As the web has spread its tendrils around the globe to truly earn its ‘world wide’ tag, the opportunities for reaching out across cultural and geographic boundaries have never been more pronounced. The internet has the potential to connect your business or blog to new customers and audiences worldwide, but there's more involved in making a site both accessible and appealing to a cross-cultural audience than simply throwing it into cyberspace and hoping for the best.

With less than 20% of the world's population speaking English as their first language (and studies showing that even those who speak it as a second language put more trust in sites written in their native tongue), the most important issue is probably translation.


Consideration also has to be given to practical issues such as not using too much Flash in markets without widespread access to high speed broadband, making sure each audience can navigate the pages easily, and employing multi-lingual SEO strategies to ensure your potential new audiences can find the site to begin with.

These are all essentials aspects of creating cross-cultural websites but, once these essentials have been addressed, other design considerations are often overlooked. With the content of a series of localized websites fully translated and optimized for SEO, it's easy to use the same design template for each, especially if using Cascading Style Sheets (CSS), which allow the content to be kept separate from page design and therefore allow for translation of content without redesigning each page from scratch.

High and low context cultures

Some specific visual and design concepts can have a clear effect – whether beneficial or detrimental – on the way a website is viewed within certain cultures. Pigs are seen as unclean in Islam, for example, so a happy cartoon porker as a logo is unlikely to go down well in Saudi Arabia. Similarly, photos of bikini-clad holidaymakers are best avoided in sites aimed at markets in more conservative cultures. Color schemes can also have an effect as different colors have different connotations in different cultures. White, for example, can represent marriage in the West, but signifies mourning in much of the East.

There are other design considerations that might seem more nebulous and less clear-cut, however. Anthropologist and cross-cultural researcher Edward T. Hall proposed a framework in his 1976 book Beyond Culture that identified cultures by the styles in which they communicate. Some cultures, such as the Swedes, Germans and North Americans, communicate mainly through clear, explicit statements, whether verbal or written. These can be classified as 'low context' cultures.

Others, such as China and Japan and much of the rest of Asia, have a tendency to place as much or more importance on other communicative devices, such as body language or even silence. Taking cues from situation and context, these are 'high context' cultures. The graph below demonstrates the flow between a number of high and low context cultures, with Italy and England sitting in the middle.

High Context

Japan Arab Countries Greece Spain Italy England France North America Scandinavian Countries German-speaking Countries

Low Context

A table of cultures descending in order from high to low context. Source: Understanding Cultural Differences by Hall, E. and Hall, M.

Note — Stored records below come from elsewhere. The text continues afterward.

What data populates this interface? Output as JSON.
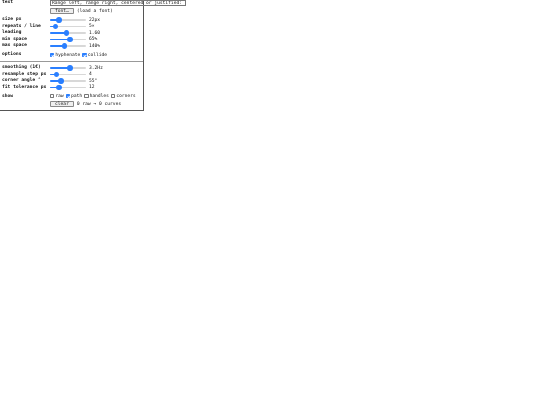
{
  "panel": {
    "text_label": "text",
    "text_value": "Range left, range right, centered or justified:",
    "font_button": "font…",
    "font_hint": "(load a font)",
    "sliders_top": [
      {
        "label": "size px",
        "value": "22px",
        "fraction": 0.25
      },
      {
        "label": "repeats / line",
        "value": "5×",
        "fraction": 0.15
      },
      {
        "label": "leading",
        "value": "1.60",
        "fraction": 0.45
      },
      {
        "label": "min space",
        "value": "65%",
        "fraction": 0.55
      },
      {
        "label": "max space",
        "value": "140%",
        "fraction": 0.4
      }
    ],
    "options_label": "options",
    "options": [
      {
        "label": "hyphenate",
        "checked": true
      },
      {
        "label": "collide",
        "checked": true
      }
    ],
    "sliders_bottom": [
      {
        "label": "smoothing (1€)",
        "value": "3.2Hz",
        "fraction": 0.55
      },
      {
        "label": "resample step px",
        "value": "4",
        "fraction": 0.18
      },
      {
        "label": "corner angle °",
        "value": "55°",
        "fraction": 0.3
      },
      {
        "label": "fit tolerance px",
        "value": "12",
        "fraction": 0.25
      }
    ],
    "show_label": "show",
    "show": [
      {
        "label": "raw",
        "checked": false
      },
      {
        "label": "path",
        "checked": true
      },
      {
        "label": "handles",
        "checked": false
      },
      {
        "label": "corners",
        "checked": false
      }
    ],
    "clear_button": "clear",
    "status": "0 raw → 0 curves"
  },
  "colors": {
    "accent": "#2a7fff"
  }
}
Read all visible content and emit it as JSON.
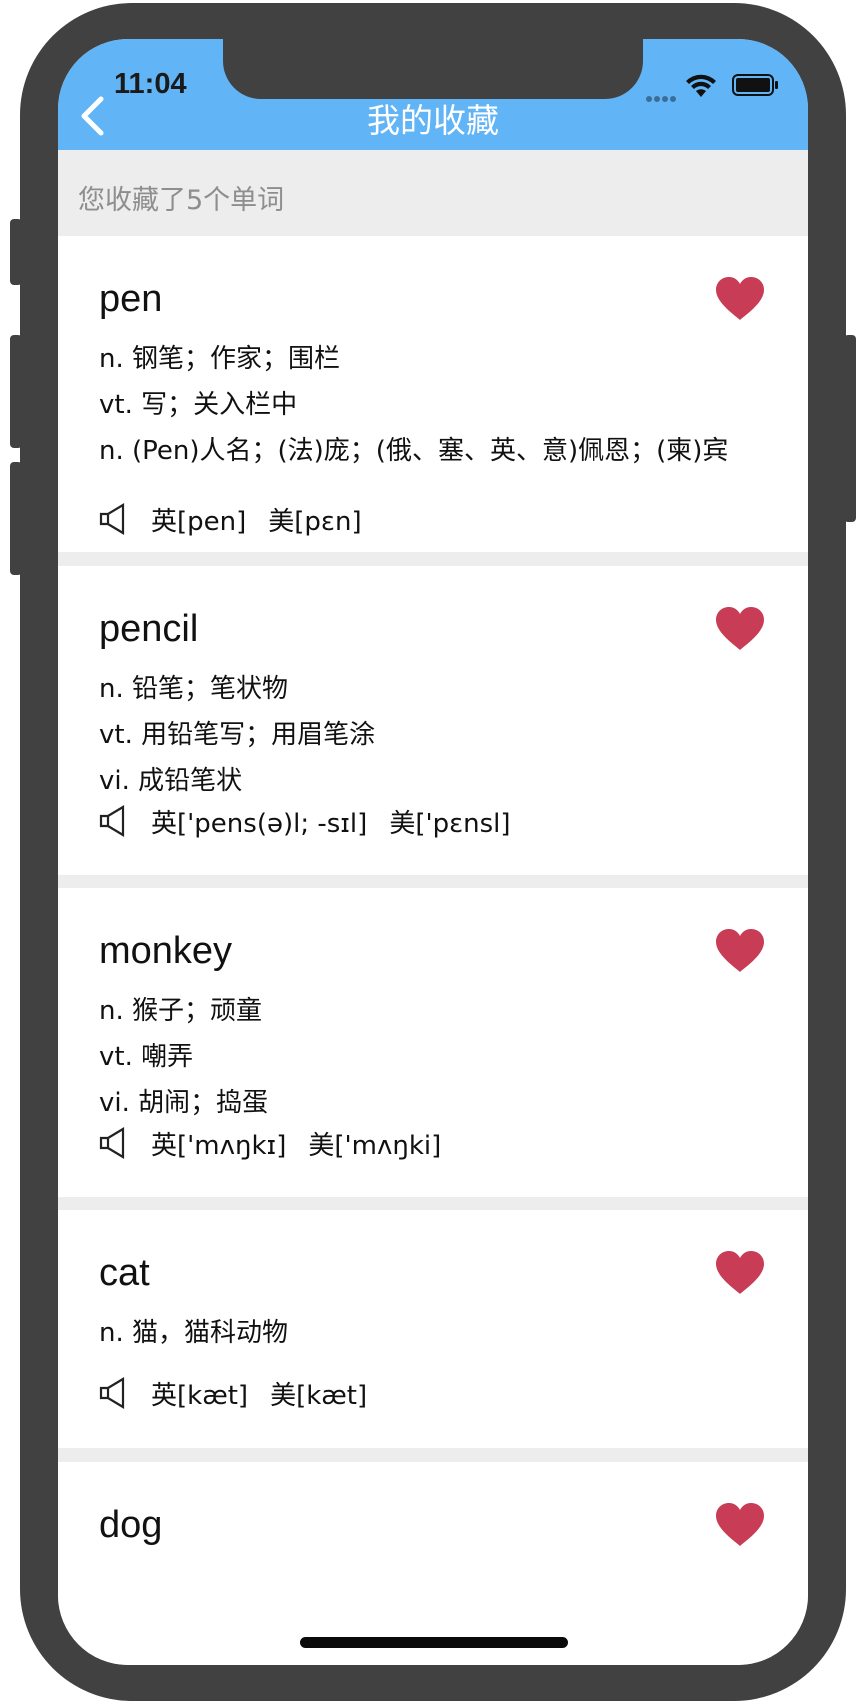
{
  "status_bar": {
    "time": "11:04"
  },
  "nav": {
    "title": "我的收藏",
    "back_icon": "chevron-left-icon"
  },
  "summary": {
    "text": "您收藏了5个单词"
  },
  "colors": {
    "header_bg": "#61b4f6",
    "heart": "#c83c56",
    "separator": "#ededed",
    "summary_text": "#8e8e8e"
  },
  "words": [
    {
      "word": "pen",
      "definitions": [
        "n. 钢笔；作家；围栏",
        "vt. 写；关入栏中",
        "n. (Pen)人名；(法)庞；(俄、塞、英、意)佩恩；(柬)宾"
      ],
      "uk": "英[pen]",
      "us": "美[pɛn]",
      "favorited": true
    },
    {
      "word": "pencil",
      "definitions": [
        "n. 铅笔；笔状物",
        "vt. 用铅笔写；用眉笔涂",
        "vi. 成铅笔状"
      ],
      "uk": "英['pens(ə)l; -sɪl]",
      "us": "美['pɛnsl]",
      "favorited": true
    },
    {
      "word": "monkey",
      "definitions": [
        "n. 猴子；顽童",
        "vt. 嘲弄",
        "vi. 胡闹；捣蛋"
      ],
      "uk": "英['mʌŋkɪ]",
      "us": "美['mʌŋki]",
      "favorited": true
    },
    {
      "word": "cat",
      "definitions": [
        "n. 猫，猫科动物"
      ],
      "uk": "英[kæt]",
      "us": "美[kæt]",
      "favorited": true
    },
    {
      "word": "dog",
      "definitions": [],
      "uk": "",
      "us": "",
      "favorited": true
    }
  ]
}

When it comes to incorporating these ideas into website design, the differences can be subtle and difficult to grasp, but may also be worth pursuing. A couple of decades after Hall's original hypothesis, various studies have confirmed that the design of a website has an effect on the way it is viewed by people from different cultures.

Take a look at Nokia's localized German site.

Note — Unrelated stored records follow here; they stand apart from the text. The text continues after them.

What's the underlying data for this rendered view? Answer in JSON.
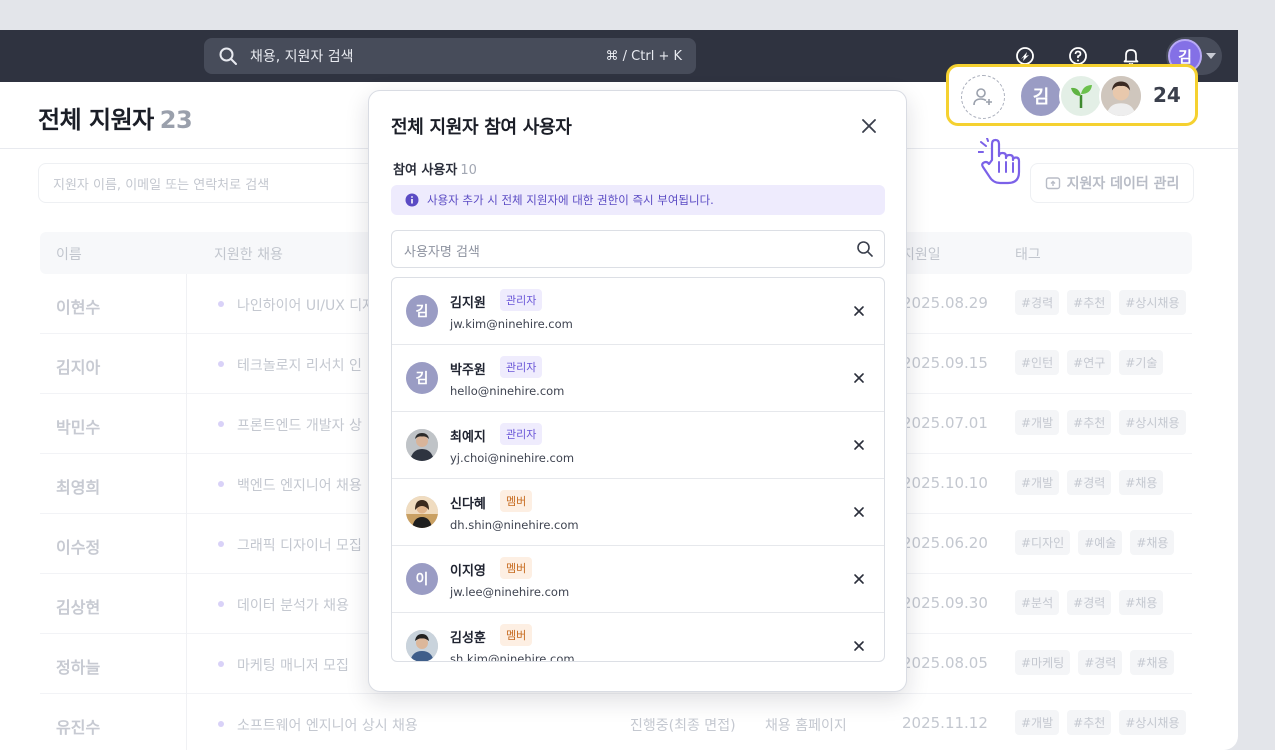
{
  "topbar": {
    "search_placeholder": "채용, 지원자 검색",
    "shortcut": "⌘ / Ctrl + K",
    "user_initial": "김"
  },
  "page": {
    "title": "전체 지원자",
    "count": "23",
    "collaborators_count": "24",
    "collaborator_initial": "김",
    "filter_placeholder": "지원자 이름, 이메일 또는 연락처로 검색",
    "data_button": "지원자 데이터 관리"
  },
  "table": {
    "headers": {
      "name": "이름",
      "job": "지원한 채용",
      "date": "지원일",
      "tags": "태그"
    },
    "rows": [
      {
        "name": "이현수",
        "job": "나인하이어 UI/UX 디자",
        "status": "",
        "source": "",
        "date": "2025.08.29",
        "tags": [
          "#경력",
          "#추천",
          "#상시채용"
        ]
      },
      {
        "name": "김지아",
        "job": "테크놀로지 리서치 인",
        "status": "",
        "source": "",
        "date": "2025.09.15",
        "tags": [
          "#인턴",
          "#연구",
          "#기술"
        ]
      },
      {
        "name": "박민수",
        "job": "프론트엔드 개발자 상",
        "status": "",
        "source": "",
        "date": "2025.07.01",
        "tags": [
          "#개발",
          "#추천",
          "#상시채용"
        ]
      },
      {
        "name": "최영희",
        "job": "백엔드 엔지니어 채용",
        "status": "",
        "source": "",
        "date": "2025.10.10",
        "tags": [
          "#개발",
          "#경력",
          "#채용"
        ]
      },
      {
        "name": "이수정",
        "job": "그래픽 디자이너 모집",
        "status": "",
        "source": "",
        "date": "2025.06.20",
        "tags": [
          "#디자인",
          "#예술",
          "#채용"
        ]
      },
      {
        "name": "김상현",
        "job": "데이터 분석가 채용",
        "status": "",
        "source": "",
        "date": "2025.09.30",
        "tags": [
          "#분석",
          "#경력",
          "#채용"
        ]
      },
      {
        "name": "정하늘",
        "job": "마케팅 매니저 모집",
        "status": "",
        "source": "",
        "date": "2025.08.05",
        "tags": [
          "#마케팅",
          "#경력",
          "#채용"
        ]
      },
      {
        "name": "유진수",
        "job": "소프트웨어 엔지니어 상시 채용",
        "status": "진행중(최종 면접)",
        "source": "채용 홈페이지",
        "date": "2025.11.12",
        "tags": [
          "#개발",
          "#추천",
          "#상시채용"
        ]
      }
    ]
  },
  "modal": {
    "title": "전체 지원자 참여 사용자",
    "participants_label": "참여 사용자",
    "participants_count": "10",
    "notice": "사용자 추가 시 전체 지원자에 대한 권한이 즉시 부여됩니다.",
    "search_placeholder": "사용자명 검색",
    "members": [
      {
        "name": "김지원",
        "role": "관리자",
        "role_type": "admin",
        "email": "jw.kim@ninehire.com",
        "avatar": "initial",
        "initial": "김"
      },
      {
        "name": "박주원",
        "role": "관리자",
        "role_type": "admin",
        "email": "hello@ninehire.com",
        "avatar": "initial",
        "initial": "김"
      },
      {
        "name": "최예지",
        "role": "관리자",
        "role_type": "admin",
        "email": "yj.choi@ninehire.com",
        "avatar": "photo"
      },
      {
        "name": "신다혜",
        "role": "멤버",
        "role_type": "member",
        "email": "dh.shin@ninehire.com",
        "avatar": "photo"
      },
      {
        "name": "이지영",
        "role": "멤버",
        "role_type": "member",
        "email": "jw.lee@ninehire.com",
        "avatar": "initial",
        "initial": "이"
      },
      {
        "name": "김성훈",
        "role": "멤버",
        "role_type": "member",
        "email": "sh.kim@ninehire.com",
        "avatar": "photo"
      }
    ]
  },
  "colors": {
    "accent": "#8470e6",
    "highlight": "#f5d130",
    "topbar": "#2f3340"
  }
}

The page is loaded with information. Individual phone models are neatly arrayed in a grid-like pattern with brief descriptions, prices and buttons for 'more info' clearly displayed. Nokia services are similarly displayed while a brief text summary of Nokia's pitch is included above a host of links.

Nokia's Japanese site is entirely different.

Instead of the product itself, Nokia here shows images that evoke some of the concepts they want the audience to associate with that product. The runners seem to represent energy and vitality. The picture posted above the 'About Nokia' links suggests innovation and problem solving while the one above the support services implies relaxation and a problem solved.

Coca Cola's Swedish site, meanwhile, is minimalist and functional, with simple dark text on a white background and small, squared-off clickable links.

The Chinese version is a riot of color and far more visually targeted. As is often the case in high context cultures, people feature as much as or more than the product.

There's clear branding across these sites but there are also clear differences in design and style. The big multinationals understand that there's more to cross cultural web design than just translation and technical issues – they’re presenting their content in a way that speaks to those target audiences in a visual language they understand.